Ana blinked tears away, trying to focus her eyes. She saw the older man scooping Atl up onto her feet. He was very tall, hunched.

“UV blindness. I’m seeing all fuzzy right now. You?” said the girl.

“Two silver bullets to the leg. Very unpleasant,” the man replied.

The young man was now touching Atl, one hand on her arm, the other on her cheek. His mouth was moving but he was speaking so low Ana didn’t catch what he said.

“You’ve seen my dog?” she heard the vampire girl ask.

“Safe and sound in the kitchen,” the older man said.

“We need to get him and get going.”

“How are we going to reach Bordo Blanco?” said the young man. “We can’t just call a cab.”

“We’ll steal a car,” Atl said.

Ana closed her eyes. She heard them walk away. When the house was quiet she stood up, holding on to the wall for good measure. Blood was leaking from one of her ears. She thought it was busted. She took a deep breath.

There came footsteps again. Different ones.

Nick stopped in front of her. “We got cut off back there. Where’s the girl?”

She tried to swat his hand away, but he had already cut his wrist again and was pressing it against her mouth. The blood rushed through her veins, the pain was dulled, and she could hear him inside her once more, scratching, scratching, scratching until she had to speak.

“They escaped. Both vampires are still alive. He’s injured. She sustained some UV damage.

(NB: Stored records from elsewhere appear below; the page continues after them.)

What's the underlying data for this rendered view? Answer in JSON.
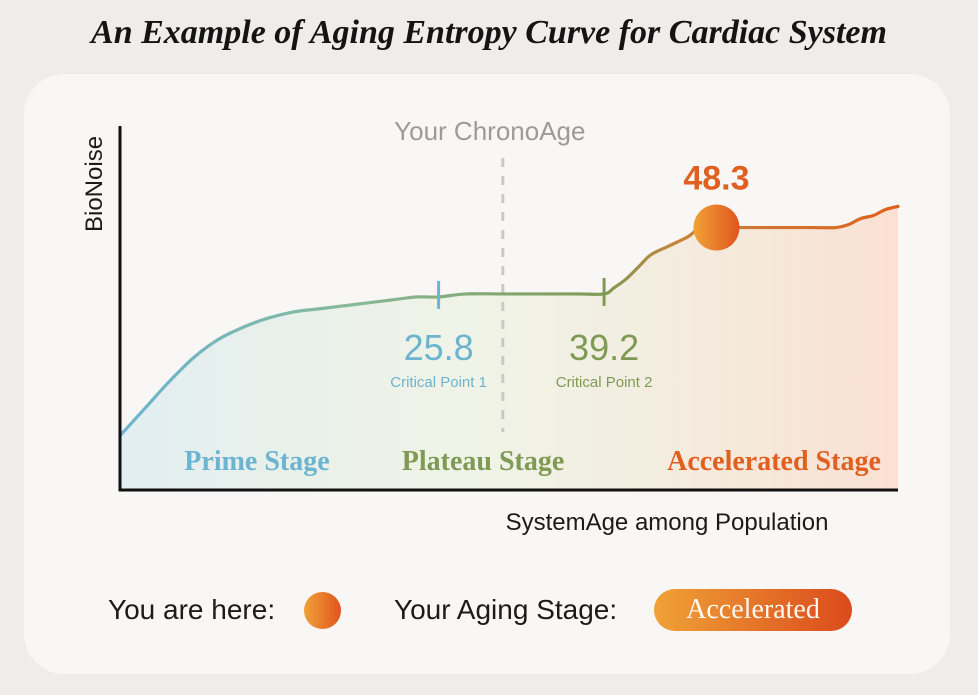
{
  "title": "An Example of Aging Entropy Curve for Cardiac System",
  "legend": {
    "you_are_here_label": "You are here:",
    "you_are_here_marker": "orange-gradient-circle",
    "aging_stage_label": "Your Aging Stage:",
    "aging_stage_value": "Accelerated"
  },
  "colors": {
    "prime": "#6cb4cf",
    "plateau": "#7f9a55",
    "accelerated": "#e0601f",
    "marker_start": "#f0a237",
    "marker_end": "#e0551f",
    "chronoage_line": "#c8c8c8"
  },
  "chart_data": {
    "type": "line",
    "title": "",
    "xlabel": "SystemAge among Population",
    "ylabel": "BioNoise",
    "ticks_shown": false,
    "grid": false,
    "chronoage_label": "Your ChronoAge",
    "curve": [
      [
        0,
        0.18
      ],
      [
        2,
        0.27
      ],
      [
        4,
        0.36
      ],
      [
        6,
        0.44
      ],
      [
        8,
        0.5
      ],
      [
        10,
        0.54
      ],
      [
        12,
        0.57
      ],
      [
        14,
        0.59
      ],
      [
        16,
        0.6
      ],
      [
        18,
        0.61
      ],
      [
        20,
        0.62
      ],
      [
        22,
        0.63
      ],
      [
        24,
        0.64
      ],
      [
        25.8,
        0.64
      ],
      [
        28,
        0.65
      ],
      [
        31,
        0.65
      ],
      [
        34,
        0.65
      ],
      [
        37,
        0.65
      ],
      [
        39.2,
        0.65
      ],
      [
        40,
        0.67
      ],
      [
        41,
        0.7
      ],
      [
        42,
        0.74
      ],
      [
        43,
        0.78
      ],
      [
        44.5,
        0.81
      ],
      [
        46,
        0.84
      ],
      [
        47,
        0.87
      ],
      [
        48.3,
        0.87
      ],
      [
        52,
        0.87
      ],
      [
        56,
        0.87
      ],
      [
        58,
        0.87
      ],
      [
        59,
        0.88
      ],
      [
        60,
        0.9
      ],
      [
        61,
        0.91
      ],
      [
        62,
        0.93
      ],
      [
        63,
        0.94
      ]
    ],
    "critical_points": [
      {
        "x": 25.8,
        "label": "25.8",
        "caption": "Critical Point 1",
        "color": "#6cb4cf"
      },
      {
        "x": 39.2,
        "label": "39.2",
        "caption": "Critical Point 2",
        "color": "#7f9a55"
      }
    ],
    "you_are_here": {
      "x": 48.3,
      "label": "48.3"
    },
    "chronoage_x": 31,
    "stages": [
      {
        "name": "Prime Stage",
        "color": "#6cb4cf"
      },
      {
        "name": "Plateau Stage",
        "color": "#7f9a55"
      },
      {
        "name": "Accelerated Stage",
        "color": "#e0601f"
      }
    ],
    "xlim": [
      0,
      63
    ],
    "ylim": [
      0,
      1.2
    ]
  }
}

There’s a young human man with them and they said something about a dog.”

“So much for your plan, Rodrigo,” Nick said, sneering. “Do you know where they’re going?”

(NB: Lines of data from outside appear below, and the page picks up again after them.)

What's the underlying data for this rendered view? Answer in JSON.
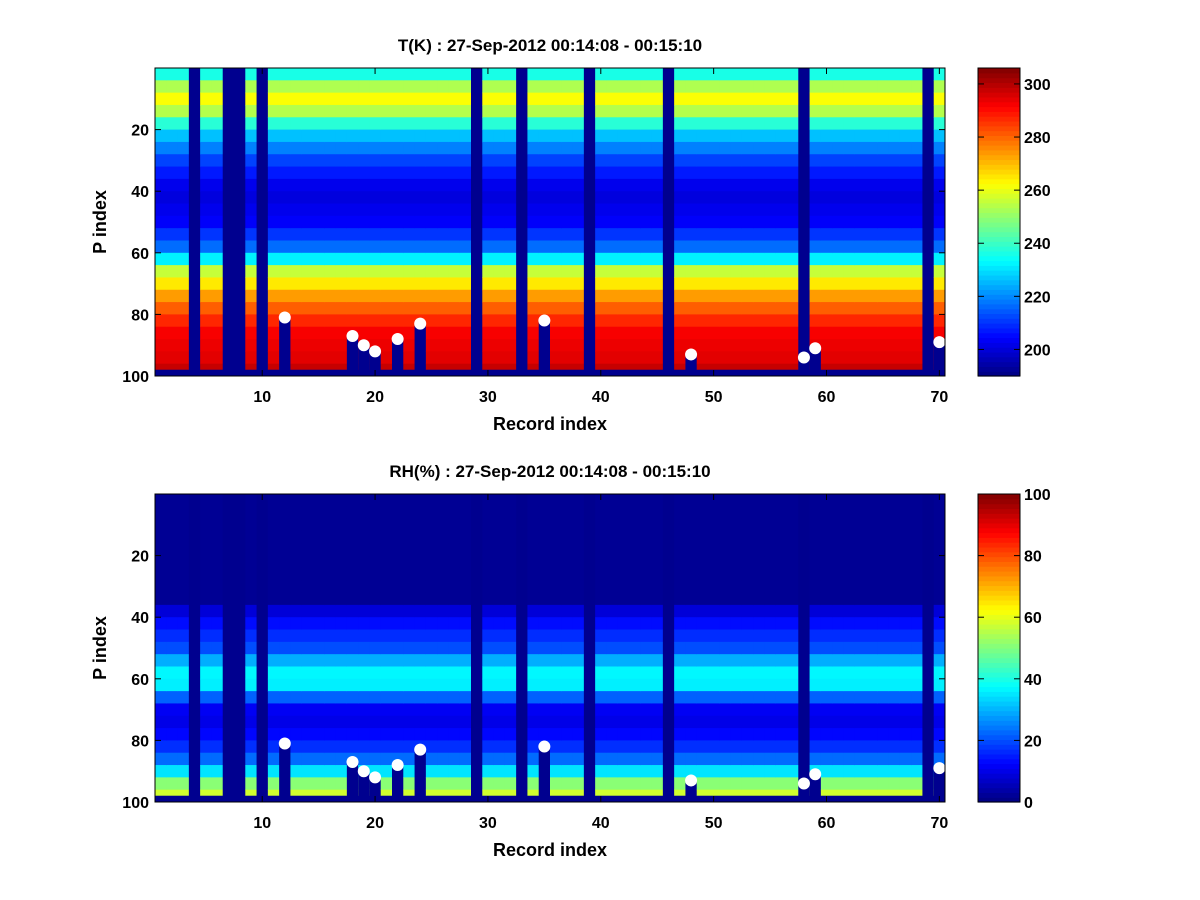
{
  "chart_data": [
    {
      "type": "heatmap",
      "title": "T(K) : 27-Sep-2012 00:14:08 - 00:15:10",
      "xlabel": "Record index",
      "ylabel": "P index",
      "xlim": [
        0.5,
        70.5
      ],
      "ylim": [
        100,
        0
      ],
      "x_ticks": [
        10,
        20,
        30,
        40,
        50,
        60,
        70
      ],
      "y_ticks": [
        20,
        40,
        60,
        80,
        100
      ],
      "colormap": "jet",
      "clim": [
        190,
        306
      ],
      "colorbar_ticks": [
        200,
        220,
        240,
        260,
        280,
        300
      ],
      "missing_records": [
        4,
        7,
        8,
        10,
        29,
        33,
        39,
        46,
        58,
        69
      ],
      "missing_fill_color": "#00008f",
      "profile_by_p_index": {
        "p": [
          1,
          8,
          12,
          20,
          30,
          40,
          50,
          60,
          66,
          75,
          85,
          95,
          98
        ],
        "value": [
          232,
          262,
          262,
          230,
          212,
          200,
          204,
          220,
          256,
          276,
          292,
          295,
          298
        ]
      },
      "marker_records": [
        12,
        18,
        19,
        20,
        22,
        24,
        35,
        48,
        58,
        59,
        70
      ],
      "marker_p_index": [
        81,
        87,
        90,
        92,
        88,
        83,
        82,
        93,
        94,
        91,
        89
      ],
      "marker_color": "#ffffff"
    },
    {
      "type": "heatmap",
      "title": "RH(%) : 27-Sep-2012 00:14:08 - 00:15:10",
      "xlabel": "Record index",
      "ylabel": "P index",
      "xlim": [
        0.5,
        70.5
      ],
      "ylim": [
        100,
        0
      ],
      "x_ticks": [
        10,
        20,
        30,
        40,
        50,
        60,
        70
      ],
      "y_ticks": [
        20,
        40,
        60,
        80,
        100
      ],
      "colormap": "jet",
      "clim": [
        0,
        100
      ],
      "colorbar_ticks": [
        0,
        20,
        40,
        60,
        80,
        100
      ],
      "missing_records": [
        4,
        7,
        8,
        10,
        29,
        33,
        39,
        46,
        58,
        69
      ],
      "missing_fill_color": "#00008f",
      "profile_by_p_index": {
        "p": [
          1,
          34,
          40,
          50,
          55,
          60,
          64,
          68,
          75,
          85,
          90,
          95,
          98
        ],
        "value": [
          2,
          2,
          12,
          20,
          32,
          40,
          32,
          12,
          10,
          20,
          35,
          55,
          58
        ]
      },
      "marker_records": [
        12,
        18,
        19,
        20,
        22,
        24,
        35,
        48,
        58,
        59,
        70
      ],
      "marker_p_index": [
        81,
        87,
        90,
        92,
        88,
        83,
        82,
        93,
        94,
        91,
        89
      ],
      "marker_color": "#ffffff"
    }
  ]
}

“They’re heading to Bordo Blanco,” Ana muttered.

“Where’s that?”

“I don’t know.”

“It’s a landfill,” said Rodrigo.

Ana looked down at Kika’s corpse, her blood staining the floor. Kika. Who’d thought this was exciting, who was so eager.





CHAPTER

37

They ran for five blocks before a car came rolling down the street. Atl jumped onto its hood and the driver pressed hard on the brakes. She quickly jumped down, opened the door, pulled the driver out, tossing him onto the ground and taking the driver’s place.

Bernardino took the front seat, while Domingo sat in the back with the dog.

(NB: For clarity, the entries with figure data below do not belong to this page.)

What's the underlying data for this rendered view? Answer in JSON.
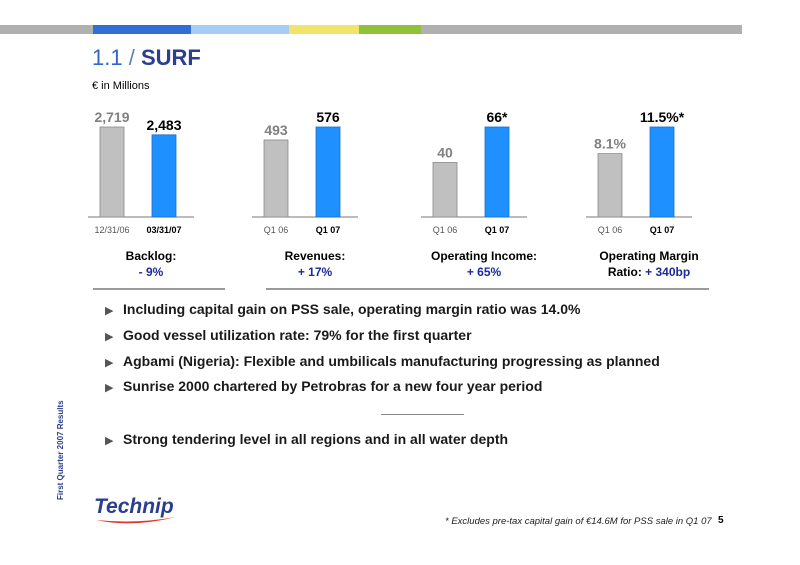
{
  "header": {
    "section_number": "1.1",
    "slash": "/",
    "title": "SURF",
    "color_strip": [
      "#b0b0b0",
      "#2f6fd6",
      "#a9cdf2",
      "#f2e36b",
      "#8fc13a",
      "#b0b0b0"
    ]
  },
  "unit_label": "€ in Millions",
  "charts": [
    {
      "id": "backlog",
      "categories": [
        "12/31/06",
        "03/31/07"
      ],
      "values": [
        2719,
        2483
      ],
      "value_labels": [
        "2,719",
        "2,483"
      ],
      "caption_label": "Backlog:",
      "caption_delta": "- 9%"
    },
    {
      "id": "revenues",
      "categories": [
        "Q1 06",
        "Q1 07"
      ],
      "values": [
        493,
        576
      ],
      "value_labels": [
        "493",
        "576"
      ],
      "caption_label": "Revenues:",
      "caption_delta": "+ 17%"
    },
    {
      "id": "operating-income",
      "categories": [
        "Q1 06",
        "Q1 07"
      ],
      "values": [
        40,
        66
      ],
      "value_labels": [
        "40",
        "66*"
      ],
      "caption_label": "Operating Income:",
      "caption_delta": "+ 65%"
    },
    {
      "id": "operating-margin",
      "categories": [
        "Q1 06",
        "Q1 07"
      ],
      "values": [
        8.1,
        11.5
      ],
      "value_labels": [
        "8.1%",
        "11.5%*"
      ],
      "caption_label": "Operating Margin",
      "caption_label2": "Ratio:",
      "caption_delta": "+ 340bp"
    }
  ],
  "chart_colors": {
    "prior": "#c0c0c0",
    "current": "#1e90ff",
    "prior_label": "#808080"
  },
  "bullets": [
    "Including capital gain on PSS sale, operating margin ratio was 14.0%",
    "Good vessel utilization rate: 79% for the first quarter",
    "Agbami (Nigeria): Flexible and umbilicals manufacturing progressing as planned",
    "Sunrise 2000 chartered by Petrobras for a new four year period",
    "Strong tendering level in all regions and in all water depth"
  ],
  "side_text": "First Quarter 2007 Results",
  "logo_text": "Technip",
  "footnote": "* Excludes pre-tax capital gain of €14.6M for PSS sale in Q1 07",
  "page_number": "5"
}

“You tell me where to go,” Atl said, taking off the backpack and tossing it to Domingo.

*

Bordo Blanco was a great valley of darkness. No streets here, no lampposts, just a vast swath of gray and black interrupted only by the faint light emanating from the shacks of the trash pickers who lived there, rummaging through the mountains of garbage and selecting items suitable for recycling. Broken computers, diapers, soda cans, plastic bags, orange peels, the corpses of dead dogs, they formed hills of different sizes, some tiny and others monumental. One day, maybe, they’d turn this landfill into a luxury suburb like Santa Fe, “American-style,” and everyone would be kicked out and everything would change. It was hard to imagine such a thing now. A foul smell permeated the land, and flies, terrifying in their size, buzzed around during the day. Also during the day came the trucks, and there was the rumble of the tractors with their great rubber wheels, maneuvering through the garbage, squashing it.

At night, there was only the full moon leaning down, caressing the bitter earth. The people who made their home there, out of the same garbage they collected, were asleep or preparing for bed. Bordo Blanco was quiet, eerie, and Domingo wished he could listen to his music, he was so nervous.